I’ve always said that cooking classes at Jillyanna’s Woodfired Cooking School should be an adventure, not an ordeal—which is why we do much of the prep work for you and why classes are small. We want you to have the time to learn new techniques and receive plenty of attention and hands-on opportunities. This year we are offering:
*Week-end Intensives for those aficionados who wish to explore the differences between Neapolitan and Sourdough Wood-fired Pizza.
*Special Wood-fired Suppers (Spanish, Mediterranean, Italian, Thanksgiving Menus)
*Private Wood-fired Pizza Parties (5 people minimum, 8 people maximum) We are also offering a Spring Promotion. If you book a private wood-fired pizza party before May 1st, you can save 10% off the cost of the party!
As many of you know, our classes are offered outside on our patio by the fire (weather permitting) and inside in our test kitchen. Now that the pandemic seems to be on the wane, masks are optional at Jillyanna’s Woodfired Cooking School. Vaccines, however, are required for all who attend. All of the staff at Jillyanna’s has been vaccinated and boosted. We are so grateful that we can, at last, welcome you back.
By the way, here’s the famous recipe for Bananas Foster that I used at cooking school—a very easy, slightly dangerous, flaming dessert to serve your guests for Easter.
The One And Only Commander’s Palace Bananas Foster Recipe
Prep Time: 10 minutes
Cook Time: 10 minutes
Serving Size: 2
Ingredients
4 tablespoons (1/2 stick)unsalted butter
4 tablespoons brown sugar
2 ripe bananas, peeled and sliced lengthwise
1/4 teaspoon cinnamon
2 tablespoons banana liqueur
3 ounces light or dark rum
1 1/2 cups French Vanilla ice cream
Directions
Melt butter in a flat chafing dish or skillet.
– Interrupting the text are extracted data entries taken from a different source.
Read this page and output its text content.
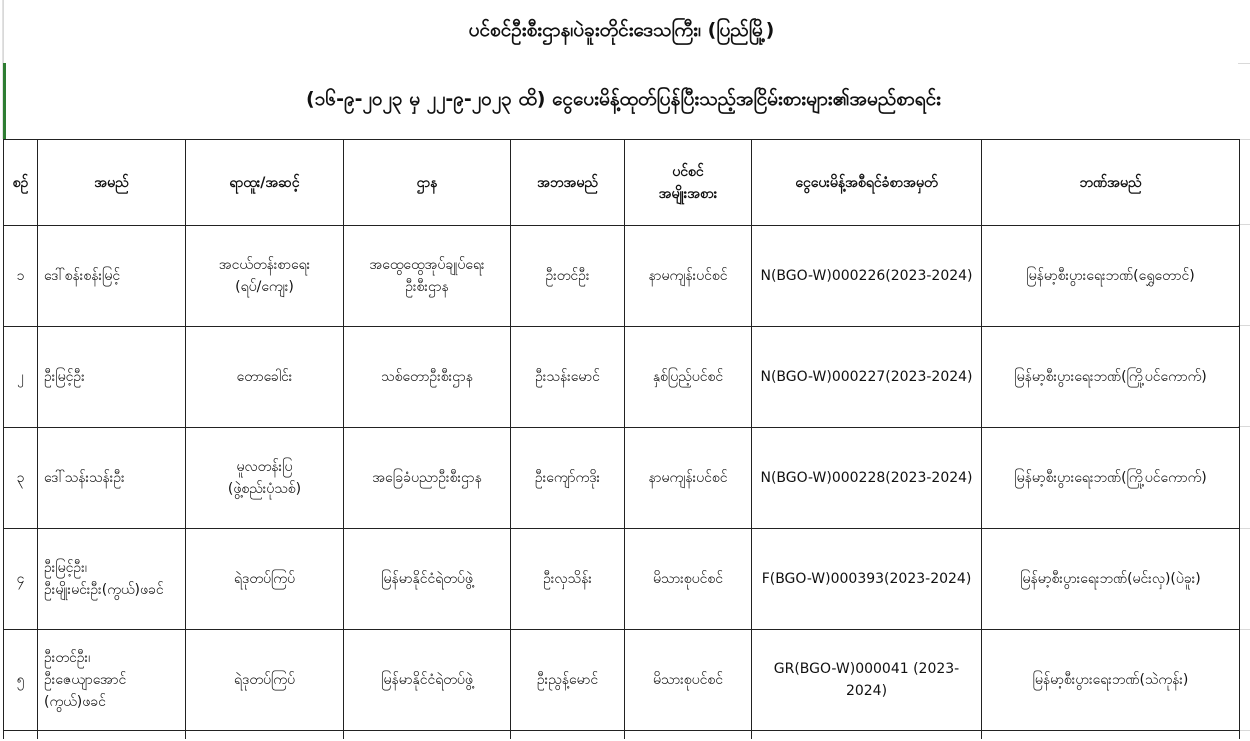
ပင်စင်ဦးစီးဌာန၊ပဲခူးတိုင်းဒေသကြီး၊ (ပြည်မြို့)
(၁၆-၉-၂၀၂၃ မှ ၂၂-၉-၂၀၂၃ ထိ) ငွေပေးမိန့်ထုတ်ပြန်ပြီးသည့်အငြိမ်းစားများ၏အမည်စာရင်း
စဉ်	အမည်	ရာထူး/အဆင့်	ဌာန	အဘအမည်	ပင်စင်
အမျိုးအစား	ငွေပေးမိန့်အစီရင်ခံစာအမှတ်	ဘဏ်အမည်
၁	ဒေါ်စန်းစန်းမြင့်	အငယ်တန်းစာရေး
(ရပ်/ကျေး)	အထွေထွေအုပ်ချုပ်ရေး
ဦးစီးဌာန	ဦးတင်ဦး	နာမကျန်းပင်စင်	N(BGO-W)000226(2023-2024)	မြန်မာ့စီးပွားရေးဘဏ်(ရွှေတောင်)
၂	ဦးမြင့်ဦး	တောခေါင်း	သစ်တောဦးစီးဌာန	ဦးသန်းမောင်	နှစ်ပြည့်ပင်စင်	N(BGO-W)000227(2023-2024)	မြန်မာ့စီးပွားရေးဘဏ်(ကြို့ပင်ကောက်)
၃	ဒေါ်သန်းသန်းဦး	မူလတန်းပြ
(ဖွဲ့စည်းပုံသစ်)	အခြေခံပညာဦးစီးဌာန	ဦးကျော်ကဒိုး	နာမကျန်းပင်စင်	N(BGO-W)000228(2023-2024)	မြန်မာ့စီးပွားရေးဘဏ်(ကြို့ပင်ကောက်)
၄	ဦးမြင့်ဦး၊
ဦးမျိုးမင်းဦး(ကွယ်)ဖခင်	ရဲဒုတပ်ကြပ်	မြန်မာနိုင်ငံရဲတပ်ဖွဲ့	ဦးလှသိန်း	မိသားစုပင်စင်	F(BGO-W)000393(2023-2024)	မြန်မာ့စီးပွားရေးဘဏ်(မင်းလှ)(ပဲခူး)
၅	ဦးတင်ဦး၊
ဦးဇေယျာအောင်
(ကွယ်)ဖခင်	ရဲဒုတပ်ကြပ်	မြန်မာနိုင်ငံရဲတပ်ဖွဲ့	ဦးညွန့်မောင်	မိသားစုပင်စင်	GR(BGO-W)000041 (2023-2024)	မြန်မာ့စီးပွားရေးဘဏ်(သဲကုန်း)
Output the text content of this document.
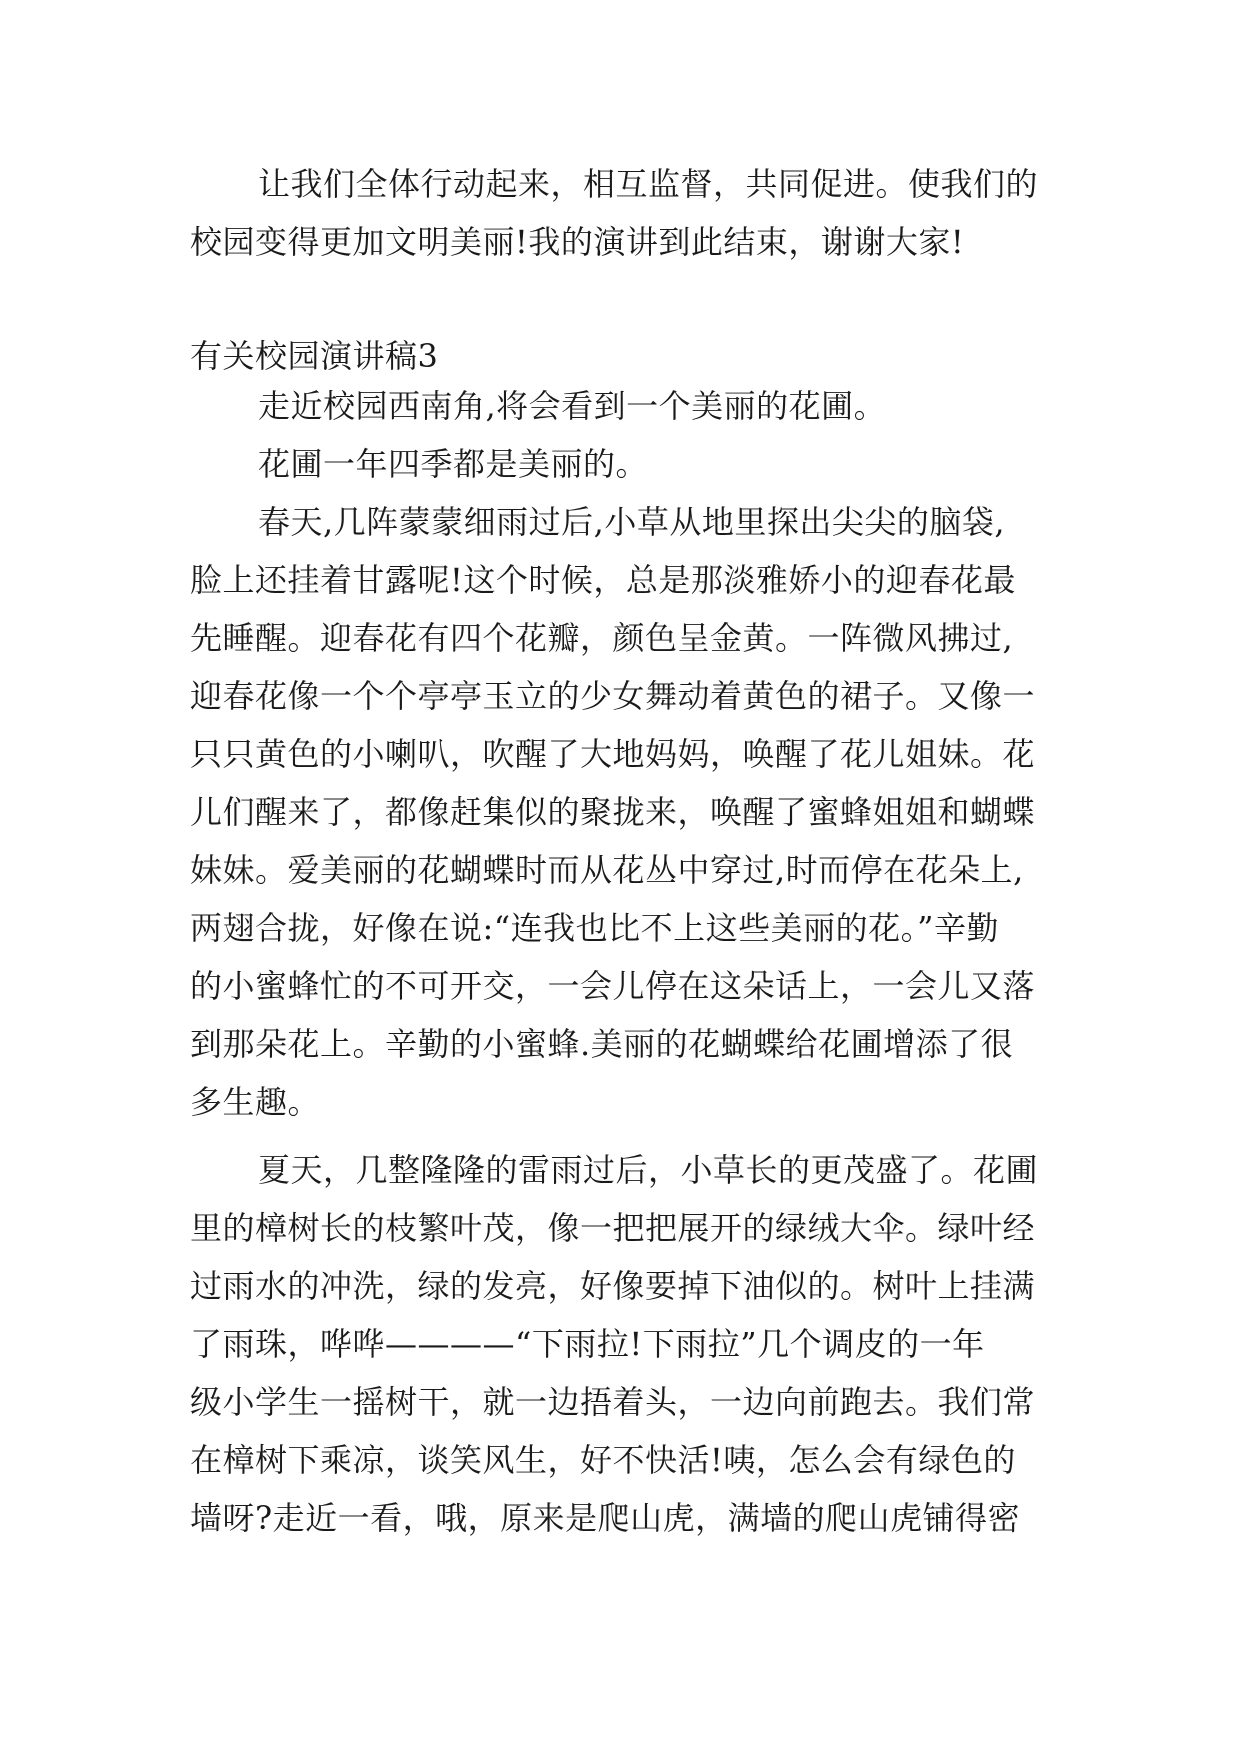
让我们全体行动起来，相互监督，共同促进。使我们的
校园变得更加文明美丽!我的演讲到此结束，谢谢大家!
有关校园演讲稿3
走近校园西南角,将会看到一个美丽的花圃。
花圃一年四季都是美丽的。
春天,几阵蒙蒙细雨过后,小草从地里探出尖尖的脑袋,
脸上还挂着甘露呢!这个时候，总是那淡雅娇小的迎春花最
先睡醒。迎春花有四个花瓣，颜色呈金黄。一阵微风拂过,
迎春花像一个个亭亭玉立的少女舞动着黄色的裙子。又像一
只只黄色的小喇叭，吹醒了大地妈妈，唤醒了花儿姐妹。花
儿们醒来了，都像赶集似的聚拢来，唤醒了蜜蜂姐姐和蝴蝶
妹妹。爱美丽的花蝴蝶时而从花丛中穿过,时而停在花朵上,
两翅合拢，好像在说:“连我也比不上这些美丽的花。”辛勤
的小蜜蜂忙的不可开交，一会儿停在这朵话上，一会儿又落
到那朵花上。辛勤的小蜜蜂.美丽的花蝴蝶给花圃增添了很
多生趣。
夏天，几整隆隆的雷雨过后，小草长的更茂盛了。花圃
里的樟树长的枝繁叶茂，像一把把展开的绿绒大伞。绿叶经
过雨水的冲洗，绿的发亮，好像要掉下油似的。树叶上挂满
了雨珠，哗哗————“下雨拉!下雨拉”几个调皮的一年
级小学生一摇树干，就一边捂着头，一边向前跑去。我们常
在樟树下乘凉，谈笑风生，好不快活!咦，怎么会有绿色的
墙呀?走近一看，哦，原来是爬山虎，满墙的爬山虎铺得密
Add brown sugar and stir until sugar is melted and sauce thickens.
Add bananas and sauté until tender, about 3 minutes on each side. Sprinkle with cinnamon.
Pour banana liqueur and rum over bananas, shake pan to distribute the liquid and tip slightly against the stove flame to ignite. You can also do this with a match (be sure to have an extinguisher handy, just in case).
Baste bananas with the flaming sauce using a large spoon until flames die out.
Perfect! You learned from the best. I adore Enzo's pizza! Wish we were closer to taste yours!